Link to Pubmed [PMID] – 11207576
Cell. Microbiol. 2000 Jun;2(3):195-205
Bacterial actin-based motility has provided cell biologists with tools that led to the recent discovery that, in many forms of actin-based motilities, a key player is a protein complex named the Arp2/3 complex. The Arp2/3 complex is evolutionally conserved and made up of seven polypeptides involved in both actin filament nucleation and organization.

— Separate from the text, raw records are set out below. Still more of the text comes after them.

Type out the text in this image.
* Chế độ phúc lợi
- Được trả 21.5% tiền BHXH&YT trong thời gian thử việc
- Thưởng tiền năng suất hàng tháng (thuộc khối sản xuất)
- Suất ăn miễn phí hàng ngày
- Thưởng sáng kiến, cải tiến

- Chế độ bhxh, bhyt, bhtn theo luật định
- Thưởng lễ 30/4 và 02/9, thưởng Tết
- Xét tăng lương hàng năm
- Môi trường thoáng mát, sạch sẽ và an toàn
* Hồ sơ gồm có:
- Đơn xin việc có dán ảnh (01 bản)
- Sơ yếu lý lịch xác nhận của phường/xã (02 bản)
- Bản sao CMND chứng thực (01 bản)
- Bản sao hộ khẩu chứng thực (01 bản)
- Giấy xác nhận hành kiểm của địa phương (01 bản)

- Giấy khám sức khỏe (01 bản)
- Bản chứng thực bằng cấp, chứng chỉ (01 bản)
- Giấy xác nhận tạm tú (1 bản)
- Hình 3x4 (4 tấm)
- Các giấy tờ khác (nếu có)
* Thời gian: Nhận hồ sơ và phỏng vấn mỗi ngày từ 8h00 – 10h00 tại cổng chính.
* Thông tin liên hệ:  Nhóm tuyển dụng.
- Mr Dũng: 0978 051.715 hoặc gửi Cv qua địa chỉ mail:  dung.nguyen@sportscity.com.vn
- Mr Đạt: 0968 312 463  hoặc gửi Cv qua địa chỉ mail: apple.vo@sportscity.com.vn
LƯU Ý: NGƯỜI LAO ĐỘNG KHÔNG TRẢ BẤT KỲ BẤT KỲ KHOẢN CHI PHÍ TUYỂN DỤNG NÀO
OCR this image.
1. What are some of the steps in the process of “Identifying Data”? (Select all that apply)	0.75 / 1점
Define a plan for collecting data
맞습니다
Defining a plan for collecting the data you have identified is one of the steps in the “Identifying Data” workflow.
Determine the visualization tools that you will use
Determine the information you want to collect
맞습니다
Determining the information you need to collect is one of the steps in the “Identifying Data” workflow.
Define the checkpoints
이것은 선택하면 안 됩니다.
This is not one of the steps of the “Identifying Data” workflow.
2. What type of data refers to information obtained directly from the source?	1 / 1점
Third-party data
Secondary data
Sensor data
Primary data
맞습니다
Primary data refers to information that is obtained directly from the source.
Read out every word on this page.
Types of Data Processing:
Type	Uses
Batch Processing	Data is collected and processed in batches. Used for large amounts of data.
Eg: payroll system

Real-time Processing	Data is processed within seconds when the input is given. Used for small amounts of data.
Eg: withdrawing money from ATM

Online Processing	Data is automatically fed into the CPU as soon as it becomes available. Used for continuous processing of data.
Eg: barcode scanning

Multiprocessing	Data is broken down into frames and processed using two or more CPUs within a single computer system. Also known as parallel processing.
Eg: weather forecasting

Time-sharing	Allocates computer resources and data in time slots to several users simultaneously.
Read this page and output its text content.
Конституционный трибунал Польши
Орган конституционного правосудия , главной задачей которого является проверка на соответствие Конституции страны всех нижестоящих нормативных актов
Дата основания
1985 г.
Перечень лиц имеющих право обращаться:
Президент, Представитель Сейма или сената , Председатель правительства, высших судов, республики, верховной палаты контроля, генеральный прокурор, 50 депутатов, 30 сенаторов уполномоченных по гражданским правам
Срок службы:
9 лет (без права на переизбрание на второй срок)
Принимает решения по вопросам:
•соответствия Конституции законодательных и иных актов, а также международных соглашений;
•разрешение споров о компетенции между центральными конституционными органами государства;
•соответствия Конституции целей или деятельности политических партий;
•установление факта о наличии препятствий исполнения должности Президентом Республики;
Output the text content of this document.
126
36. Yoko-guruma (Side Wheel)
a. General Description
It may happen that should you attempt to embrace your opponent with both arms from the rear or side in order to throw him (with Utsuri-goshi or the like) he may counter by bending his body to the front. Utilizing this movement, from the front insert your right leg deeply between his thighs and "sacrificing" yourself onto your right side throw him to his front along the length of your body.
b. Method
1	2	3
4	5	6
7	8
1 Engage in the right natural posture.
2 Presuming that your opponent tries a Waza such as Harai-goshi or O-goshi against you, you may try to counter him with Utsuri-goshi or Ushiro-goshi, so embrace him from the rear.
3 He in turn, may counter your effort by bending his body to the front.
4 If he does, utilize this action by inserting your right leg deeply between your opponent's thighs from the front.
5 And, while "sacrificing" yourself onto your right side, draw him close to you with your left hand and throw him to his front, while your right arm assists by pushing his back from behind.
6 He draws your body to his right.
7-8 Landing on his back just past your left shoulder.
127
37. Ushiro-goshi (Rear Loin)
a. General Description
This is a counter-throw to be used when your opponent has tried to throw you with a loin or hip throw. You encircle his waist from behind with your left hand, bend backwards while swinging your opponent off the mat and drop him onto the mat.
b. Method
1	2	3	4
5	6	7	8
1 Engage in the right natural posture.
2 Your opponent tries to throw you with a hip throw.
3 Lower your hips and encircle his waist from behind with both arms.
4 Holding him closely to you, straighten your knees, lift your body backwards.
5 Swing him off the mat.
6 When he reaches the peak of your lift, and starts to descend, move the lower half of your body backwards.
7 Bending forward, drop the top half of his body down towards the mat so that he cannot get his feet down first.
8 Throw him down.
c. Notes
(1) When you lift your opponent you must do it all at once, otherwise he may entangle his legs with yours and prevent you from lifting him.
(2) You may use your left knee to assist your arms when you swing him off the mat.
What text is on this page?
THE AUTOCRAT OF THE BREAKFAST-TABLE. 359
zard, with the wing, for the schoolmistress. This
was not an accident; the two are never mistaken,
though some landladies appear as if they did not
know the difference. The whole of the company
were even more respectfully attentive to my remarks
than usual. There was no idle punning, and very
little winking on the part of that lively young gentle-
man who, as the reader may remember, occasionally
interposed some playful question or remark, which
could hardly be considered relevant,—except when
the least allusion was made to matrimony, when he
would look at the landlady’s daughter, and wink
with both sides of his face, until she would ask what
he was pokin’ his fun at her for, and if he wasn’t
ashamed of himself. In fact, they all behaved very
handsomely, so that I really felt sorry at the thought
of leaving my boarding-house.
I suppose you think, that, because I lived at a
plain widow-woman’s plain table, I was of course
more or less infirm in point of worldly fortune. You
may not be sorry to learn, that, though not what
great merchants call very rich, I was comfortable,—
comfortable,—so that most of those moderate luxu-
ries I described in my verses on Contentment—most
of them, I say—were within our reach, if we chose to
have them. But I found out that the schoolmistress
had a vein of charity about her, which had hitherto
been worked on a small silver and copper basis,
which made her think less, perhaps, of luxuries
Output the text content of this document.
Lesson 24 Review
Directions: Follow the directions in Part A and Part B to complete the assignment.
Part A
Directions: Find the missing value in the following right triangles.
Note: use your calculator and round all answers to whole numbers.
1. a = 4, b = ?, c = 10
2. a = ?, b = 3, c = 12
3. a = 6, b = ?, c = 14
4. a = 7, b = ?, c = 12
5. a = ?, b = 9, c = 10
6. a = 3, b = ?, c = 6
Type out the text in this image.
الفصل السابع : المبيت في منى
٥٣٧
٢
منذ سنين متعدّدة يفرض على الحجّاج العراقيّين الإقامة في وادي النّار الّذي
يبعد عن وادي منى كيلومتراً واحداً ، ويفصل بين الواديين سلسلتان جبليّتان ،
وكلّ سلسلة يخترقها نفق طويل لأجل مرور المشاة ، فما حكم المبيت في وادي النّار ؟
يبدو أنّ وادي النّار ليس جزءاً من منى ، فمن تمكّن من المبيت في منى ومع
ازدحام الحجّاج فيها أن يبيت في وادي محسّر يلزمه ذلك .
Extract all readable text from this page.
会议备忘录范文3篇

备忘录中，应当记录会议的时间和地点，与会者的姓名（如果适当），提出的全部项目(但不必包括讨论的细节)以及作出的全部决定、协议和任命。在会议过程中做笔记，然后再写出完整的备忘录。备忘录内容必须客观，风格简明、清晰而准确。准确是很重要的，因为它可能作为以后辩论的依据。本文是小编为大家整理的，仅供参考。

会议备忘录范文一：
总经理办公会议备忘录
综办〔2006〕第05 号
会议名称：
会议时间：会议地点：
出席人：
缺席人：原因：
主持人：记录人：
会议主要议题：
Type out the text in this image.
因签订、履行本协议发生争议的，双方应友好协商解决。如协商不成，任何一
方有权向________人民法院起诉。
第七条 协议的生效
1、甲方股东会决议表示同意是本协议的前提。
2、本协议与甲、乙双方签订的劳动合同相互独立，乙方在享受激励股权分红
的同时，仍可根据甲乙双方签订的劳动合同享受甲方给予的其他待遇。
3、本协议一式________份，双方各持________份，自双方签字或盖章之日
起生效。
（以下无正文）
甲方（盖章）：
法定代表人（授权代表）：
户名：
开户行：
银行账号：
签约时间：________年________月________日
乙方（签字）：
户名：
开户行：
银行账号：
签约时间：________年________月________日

Interestingly, this complex is inactive by itself and recent work has highlighted the fact that its activation is achieved differently in the different types of actin-based motilities, including the well-known examples of Listeria and Shigella motilities. Proteins of the WASP family and small G-proteins are involved in most cases. It is interesting that bacteria bypass or mimic some of the events occurring in eukaryotic systems. The Shigella protein IcsA recruits N-WASP and activates it in a Cdc42-like fashion. This activation leads to Arp2/3 complex recruitment, activation of the complex and ultimately actin polymerization and movement. The Listeria ActA protein activates Arp2/3 directly and, thus, seems to mimic proteins of the WASP family. A breakthrough in the field is the recent reconstitution of the actin-based motilities of Listeria and N-WASP-coated E. coli (IcsA) using a restricted number of purified cellular proteins including F-actin, the Arp2/3 complex, actin depolymerizing factor (ADF or cofilin) and capping protein. The movement was more effective upon addition of profilin, alpha-actinin and VASP (for Listeria). Bacterial actin-based motility is now one of the best-documented examples of the exploitation of mammalian cell machineries by bacterial pathogens.